Monday, 23 November 2009

Warren Buffett's Midas touch

The decisions that have made Buffett the second wealthiest man in the world have included investments in Coca-Cola, American Express, Gillette, The Washington Post and Wells Fargo, plus some major acquisitions in the fields of insurance, house building and building materials, clothing and furniture.  During 2003 Buffett, contrary to some market expectations, engaged in currency speculation against the dollar.  By the end of the year his company held some $12 billion in foreign currency.

Buffett's success is founded on information.  When, during the 1990s, undervalued stocks were becoming more difficult to find, Buffett turned his attention to corporate acquisitions.  His next field of operation, in 2002, was junk bonds - until prices rose.  The subsequent foreign currency operation built on the US trade deficit when foreign investors were flooded with dollars.
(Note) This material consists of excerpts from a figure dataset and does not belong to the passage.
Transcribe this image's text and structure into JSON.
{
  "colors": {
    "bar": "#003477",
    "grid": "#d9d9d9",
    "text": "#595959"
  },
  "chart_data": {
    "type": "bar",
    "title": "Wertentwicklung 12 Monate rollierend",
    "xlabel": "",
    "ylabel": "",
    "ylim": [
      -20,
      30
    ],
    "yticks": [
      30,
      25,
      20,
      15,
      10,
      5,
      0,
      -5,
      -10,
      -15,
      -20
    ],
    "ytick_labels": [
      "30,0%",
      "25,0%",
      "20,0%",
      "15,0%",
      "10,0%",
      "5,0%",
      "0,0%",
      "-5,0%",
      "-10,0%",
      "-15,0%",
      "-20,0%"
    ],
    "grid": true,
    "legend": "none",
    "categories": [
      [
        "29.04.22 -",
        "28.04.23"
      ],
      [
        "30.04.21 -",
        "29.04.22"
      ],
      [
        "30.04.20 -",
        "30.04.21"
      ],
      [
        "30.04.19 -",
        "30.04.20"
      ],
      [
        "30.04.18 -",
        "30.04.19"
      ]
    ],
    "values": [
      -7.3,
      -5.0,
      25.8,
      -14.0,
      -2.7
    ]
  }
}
Buffett takes a long-term view and typically shuns debt.  During the dot-com boom he preferred to steer clear of high-tech stocks, his attitude appearing old-fashioned to many.  In the event, his preference for more traditional and easily understood firms and products bore fruit.  He had correctly gauged the low probability of dotcom stocks rising.  He likes to ask 'discomforting questions' to avoid biased decision making.

Buffett also understands the need to avoid fatal downsides.  He has said that he has 'never believed in risking what my family and friends have and need in order to pursue what they don't have and don't need'.